Molecular Spiders with Memory

Molecular Spiders with Memory
Notice: This research summary and analysis were automatically generated using AI technology. For absolute accuracy, please refer to the [Original Paper Viewer] below or the Original ArXiv Source.

Synthetic bio-molecular spiders with “legs” made of single-stranded segments of DNA can move on a surface which is also covered by single-stranded segments of DNA complementary to the leg DNA. In experimental realizations, when a leg detaches from a segment of the surface for the first time it alters that segment, and legs subsequently bound to these altered segments more weakly. Inspired by these experiments we investigate spiders moving along a one-dimensional substrate, whose legs leave newly visited sites at a slower rate than revisited sites. For a random walk (one-leg spider) the slowdown does not effect the long time behavior. For a bipedal spider, however, the slowdown generates an effective bias towards unvisited sites, and the spider behaves similarly to the excited walk. Surprisingly, the slowing down of the spider at new sites increases the diffusion coefficient and accelerates the growth of the number of visited sites.


💡 Research Summary

The paper investigates the dynamics of synthetic DNA‑based molecular spiders moving on a one‑dimensional substrate, focusing on the effect of a memory mechanism whereby a leg that detaches from a site for the first time leaves that site in a modified state that weakens subsequent binding. The authors model the substrate as a lattice whose sites are either “new” (never visited) or “visited”. When a spider steps onto a new site, the hopping rate away from that site is reduced to r < 1, whereas from visited sites the hopping rate is unity.

First, the authors consider the simplest case of a one‑leg spider, which reduces to a random walk with site‑dependent rates. By calculating the mean time ⟨T_N⟩ required to visit N distinct sites, they obtain ⟨T_N⟩ = N(N‑1)/4 + N²/(2r). The leading N² term is independent of r, showing that the slowdown at new sites only changes sub‑leading linear corrections. Consequently, the long‑time diffusion exponent and the scaling of the number of visited sites remain those of an ordinary random walk; the memory is asymptotically irrelevant for a single leg.

To capture the bias introduced by the slowdown, the authors turn to the “excited random walk” (ERW) framework. In an ERW, the first departure from a site occurs with forward rate f and backward rate b, while subsequent departures are symmetric (rate 1). By solving the associated first‑passage problem using Laplace transforms, they derive exact expressions for the average cover time, its variance, and the full distribution of the number of visited sites. The key result is that the average number of visited sites grows as ⟨n(t)⟩ = A(a) √t, where a = 2/(1 + f/b) and A(a) = 2 Γ(a) Γ(a + ½)/√π. For the unbiased case a = 1, A = 4/√π, reproducing the classic result. When a ≠ 1 (i.e., when there is a forward or backward bias), A decreases monotonically, yet the diffusion coefficient D ∝ A² actually increases for strong forward bias—a counter‑intuitive acceleration caused by the effective outward drift.

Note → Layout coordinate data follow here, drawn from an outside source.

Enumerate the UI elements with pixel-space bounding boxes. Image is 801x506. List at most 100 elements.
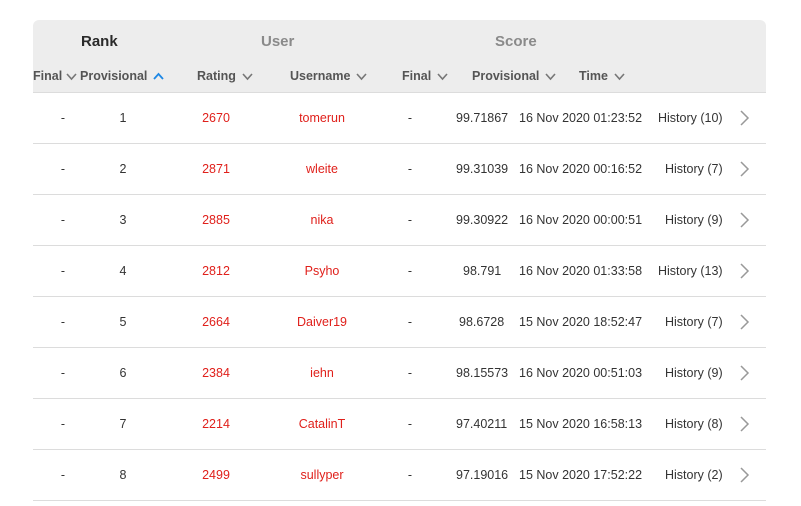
chevron-right-icon[interactable] (738, 160, 750, 178)
chevron-down-icon (355, 70, 368, 83)
chevron-down-icon (241, 70, 254, 83)
chevron-up-icon (152, 70, 165, 83)
final-score-cell: - (407, 213, 413, 227)
time-cell: 16 Nov 2020 00:00:51 (519, 213, 643, 227)
column-label: Time (579, 69, 608, 83)
table-row[interactable]: - 5 2664 Daiver19 - 98.6728 15 Nov 2020 … (33, 297, 766, 348)
time-cell: 16 Nov 2020 01:33:58 (519, 264, 643, 278)
chevron-right-icon[interactable] (738, 313, 750, 331)
table-row[interactable]: - 1 2670 tomerun - 99.71867 16 Nov 2020 … (33, 93, 766, 144)
username-link[interactable]: CatalinT (299, 417, 346, 431)
group-header-row: Rank User Score (33, 20, 766, 63)
column-header-row: Final Provisional Rating Username Final … (33, 63, 766, 93)
history-link[interactable]: History (2) (665, 468, 723, 482)
column-label: Username (290, 69, 351, 83)
final-rank-cell: - (60, 213, 66, 227)
column-header-rank-final[interactable]: Final (33, 69, 78, 83)
provisional-score-cell: 98.15573 (456, 366, 509, 380)
final-rank-cell: - (60, 468, 66, 482)
provisional-score-cell: 97.19016 (456, 468, 509, 482)
final-score-cell: - (407, 264, 413, 278)
rating-cell: 2664 (202, 315, 230, 329)
history-link[interactable]: History (8) (665, 417, 723, 431)
chevron-down-icon (544, 70, 557, 83)
username-link[interactable]: Daiver19 (297, 315, 347, 329)
leaderboard-table: Rank User Score Final Provisional Rating… (33, 20, 766, 501)
username-link[interactable]: Psyho (305, 264, 340, 278)
chevron-right-icon[interactable] (738, 262, 750, 280)
chevron-right-icon[interactable] (738, 109, 750, 127)
provisional-rank-cell: 4 (119, 264, 127, 278)
provisional-rank-cell: 1 (119, 111, 127, 125)
provisional-rank-cell: 7 (119, 417, 127, 431)
chevron-right-icon[interactable] (738, 415, 750, 433)
chevron-down-icon (436, 70, 449, 83)
time-cell: 16 Nov 2020 01:23:52 (519, 111, 643, 125)
column-label: Provisional (80, 69, 148, 83)
time-cell: 16 Nov 2020 00:16:52 (519, 162, 643, 176)
table-row[interactable]: - 4 2812 Psyho - 98.791 16 Nov 2020 01:3… (33, 246, 766, 297)
history-link[interactable]: History (7) (665, 162, 723, 176)
table-row[interactable]: - 8 2499 sullyper - 97.19016 15 Nov 2020… (33, 450, 766, 501)
username-link[interactable]: nika (311, 213, 334, 227)
final-rank-cell: - (60, 366, 66, 380)
table-row[interactable]: - 3 2885 nika - 99.30922 16 Nov 2020 00:… (33, 195, 766, 246)
time-cell: 15 Nov 2020 16:58:13 (519, 417, 643, 431)
history-link[interactable]: History (13) (658, 264, 723, 278)
column-header-rating[interactable]: Rating (197, 69, 254, 83)
group-label-score: Score (495, 33, 537, 50)
table-row[interactable]: - 2 2871 wleite - 99.31039 16 Nov 2020 0… (33, 144, 766, 195)
column-header-score-provisional[interactable]: Provisional (472, 69, 557, 83)
time-cell: 16 Nov 2020 00:51:03 (519, 366, 643, 380)
final-rank-cell: - (60, 111, 66, 125)
final-score-cell: - (407, 315, 413, 329)
chevron-right-icon[interactable] (738, 466, 750, 484)
column-header-score-final[interactable]: Final (402, 69, 449, 83)
column-label: Final (33, 69, 63, 83)
chevron-right-icon[interactable] (738, 364, 750, 382)
rating-cell: 2812 (202, 264, 230, 278)
rating-cell: 2214 (202, 417, 230, 431)
history-link[interactable]: History (10) (658, 111, 723, 125)
final-score-cell: - (407, 468, 413, 482)
final-score-cell: - (407, 111, 413, 125)
username-link[interactable]: iehn (310, 366, 334, 380)
final-score-cell: - (407, 366, 413, 380)
chevron-down-icon (613, 70, 626, 83)
history-link[interactable]: History (9) (665, 213, 723, 227)
chevron-right-icon[interactable] (738, 211, 750, 229)
provisional-score-cell: 99.30922 (456, 213, 509, 227)
column-label: Provisional (472, 69, 540, 83)
final-rank-cell: - (60, 162, 66, 176)
provisional-rank-cell: 3 (119, 213, 127, 227)
provisional-rank-cell: 8 (119, 468, 127, 482)
history-link[interactable]: History (7) (665, 315, 723, 329)
rating-cell: 2499 (202, 468, 230, 482)
provisional-score-cell: 97.40211 (456, 417, 508, 431)
provisional-rank-cell: 5 (119, 315, 127, 329)
table-row[interactable]: - 7 2214 CatalinT - 97.40211 15 Nov 2020… (33, 399, 766, 450)
final-score-cell: - (407, 162, 413, 176)
rating-cell: 2871 (202, 162, 230, 176)
final-rank-cell: - (60, 264, 66, 278)
rating-cell: 2670 (202, 111, 230, 125)
column-header-time[interactable]: Time (579, 69, 626, 83)
provisional-score-cell: 99.31039 (456, 162, 509, 176)
column-label: Rating (197, 69, 236, 83)
provisional-score-cell: 98.791 (463, 264, 502, 278)
time-cell: 15 Nov 2020 18:52:47 (519, 315, 643, 329)
username-link[interactable]: sullyper (300, 468, 343, 482)
table-row[interactable]: - 6 2384 iehn - 98.15573 16 Nov 2020 00:… (33, 348, 766, 399)
group-label-user: User (261, 33, 295, 50)
rating-cell: 2885 (202, 213, 230, 227)
provisional-score-cell: 99.71867 (456, 111, 509, 125)
column-header-rank-provisional[interactable]: Provisional (80, 69, 165, 83)
group-label-rank: Rank (81, 33, 118, 50)
final-score-cell: - (407, 417, 413, 431)
column-header-username[interactable]: Username (290, 69, 368, 83)
username-link[interactable]: tomerun (299, 111, 345, 125)
provisional-rank-cell: 2 (119, 162, 127, 176)
final-rank-cell: - (60, 417, 66, 431)
username-link[interactable]: wleite (306, 162, 338, 176)
history-link[interactable]: History (9) (665, 366, 723, 380)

The core of the paper examines a bipedal spider with a maximal leg separation s = 2. When one leg steps onto a new site, that site becomes a “product” and the leg’s detachment rate drops to r. The spider’s center of mass then performs a biased walk: the leg on the newly visited site moves slowly (rate r) while the other leg moves at rate 1. This asymmetry creates an effective outward bias whenever the spider is at the edge of the visited “island”. By mapping the spider’s dynamics onto a random walk with reflecting boundaries, the authors compute the mean time to enlarge the visited region and find that the slowdown at new sites leads to a larger effective diffusion constant and a faster √t growth of visited sites, exactly as predicted by the ERW analogy.

Finally, the analysis is extended to global spiders with L legs and a global distance constraint S = L. The same mechanism—slow departure from freshly visited sites—generates an outward bias for the whole assembly. Using known results for exclusion processes with periodic boundaries, the authors obtain diffusion coefficients for arbitrary L, confirming that the memory‑induced bias persists and even amplifies with more legs.

In summary, the paper demonstrates that a simple memory rule—slower hopping from newly visited sites—does not affect a single‑leg random walk but dramatically changes the behavior of multi‑leg spiders. The slowdown produces an effective outward bias, increasing both the diffusion coefficient and the rate at which new sites are explored. These findings provide quantitative guidance for designing DNA‑spider nanomachines with tunable exploration speeds and illustrate how non‑Markovian effects can be treated exactly in one dimension.